Study Concepts that Others Ignore
Remember, your MCAT score is determined by how many correct answers you get in relation to other test takers. The areas below are sparsely covered in most MCAT test prep books. Pay attention in order to get the edge!
- Strive to know all the terms listed under “health and medicine” here. Some general sociology texts reference these terms, but many do not.
- Pay attention to everything related to demographic changes and fertility and mortality listed here, which are not major concepts in general sociology.

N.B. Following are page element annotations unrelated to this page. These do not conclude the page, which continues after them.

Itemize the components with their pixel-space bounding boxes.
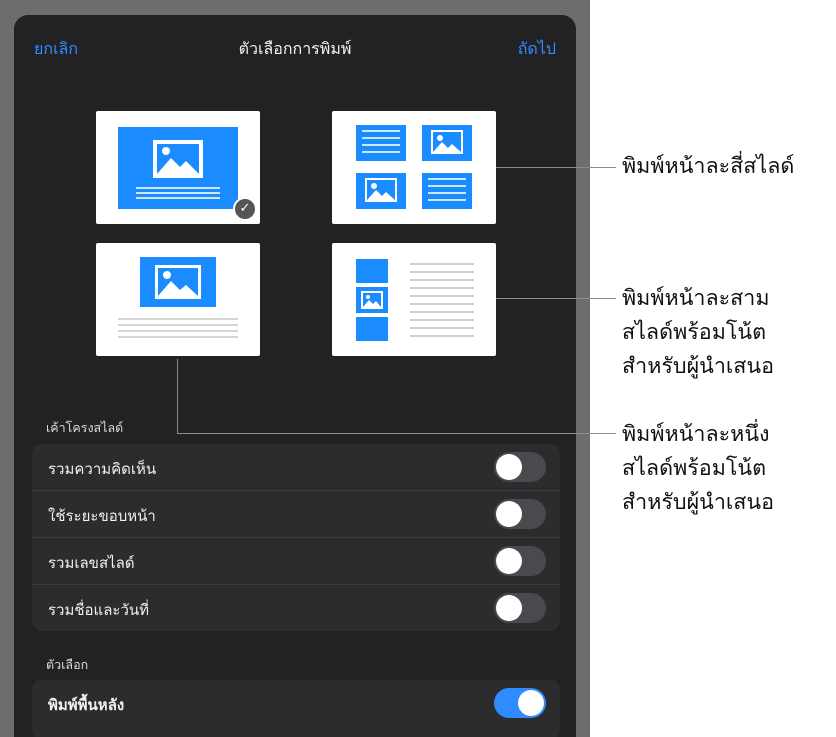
print-backgrounds-label: พิมพ์พื้นหลัง [48, 696, 125, 714]
include-name-date-label: รวมชื่อและวันที่ [48, 601, 150, 619]
callout-four-slides: พิมพ์หน้าละสี่สไลด์ [622, 154, 795, 179]
callout-line-three [496, 298, 616, 299]
use-page-margins-label: ใช้ระยะขอบหน้า [48, 507, 156, 525]
callout-line-one-horizontal [177, 433, 616, 434]
three-slides-notes-preview [356, 259, 474, 341]
include-slide-numbers-label: รวมเลขสไลด์ [48, 554, 135, 572]
checkmark-icon: ✓ [233, 197, 257, 221]
print-backgrounds-row[interactable]: พิมพ์พื้นหลัง [32, 680, 560, 726]
layout-four-slides[interactable] [332, 111, 496, 224]
print-options-group: พิมพ์พื้นหลัง [32, 680, 560, 737]
layout-options-group: รวมความคิดเห็น ใช้ระยะขอบหน้า รวมเลขสไลด… [32, 444, 560, 631]
callout-line-one-vertical [177, 359, 178, 433]
include-comments-row[interactable]: รวมความคิดเห็น [32, 444, 560, 490]
use-page-margins-toggle[interactable] [494, 499, 546, 529]
include-name-date-toggle[interactable] [494, 593, 546, 623]
layout-three-slides-with-notes[interactable] [332, 243, 496, 356]
callout-line-four [496, 167, 616, 168]
callout-three-slides: พิมพ์หน้าละสาม สไลด์พร้อมโน้ต สำหรับผู้น… [622, 286, 775, 379]
layout-one-slide-with-notes[interactable] [96, 243, 260, 356]
print-options-sheet: ยกเลิก ตัวเลือกการพิมพ์ ถัดไป ✓ เค้าโครง… [14, 15, 576, 737]
sheet-title: ตัวเลือกการพิมพ์ [238, 39, 352, 58]
four-slides-preview [356, 125, 472, 209]
include-slide-numbers-toggle[interactable] [494, 546, 546, 576]
layout-section-title: เค้าโครงสไลด์ [46, 420, 124, 435]
options-section-title: ตัวเลือก [46, 657, 89, 672]
layout-single-slide[interactable]: ✓ [96, 111, 260, 224]
print-backgrounds-toggle[interactable] [494, 688, 546, 718]
include-comments-label: รวมความคิดเห็น [48, 460, 157, 478]
one-slide-notes-preview [118, 257, 238, 338]
include-name-date-row[interactable]: รวมชื่อและวันที่ [32, 584, 560, 631]
image-icon [153, 140, 203, 178]
include-comments-toggle[interactable] [494, 452, 546, 482]
callout-one-slide: พิมพ์หน้าละหนึ่ง สไลด์พร้อมโน้ต สำหรับผู… [622, 422, 775, 515]
next-button[interactable]: ถัดไป [518, 37, 556, 62]
include-slide-numbers-row[interactable]: รวมเลขสไลด์ [32, 537, 560, 584]
use-page-margins-row[interactable]: ใช้ระยะขอบหน้า [32, 490, 560, 537]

- Take a look at health and healthcare disparities mentioned here. They don’t provide much information on the specifics, do they? Unfortunately, neither do most of the MCAT test prep books. Fill in the gaps by researching the terms online or using the Magoosh MCAT course.
Practice Psy/Soc/Bio Foundations Passages
As with all sections on the MCAT, you’ll want to practice answering questions from passages. I am so excited to announce that here at Magoosh, we are currently producing practice passages to accompany our current set of 250+ MCAT video lessons. Our team is comprised of a group of physicians and higher education teachers from a range of scientific and humanities backgrounds. As you wait for our questions to become available, definitely review as many passages from the official authors of the MCAT as you can!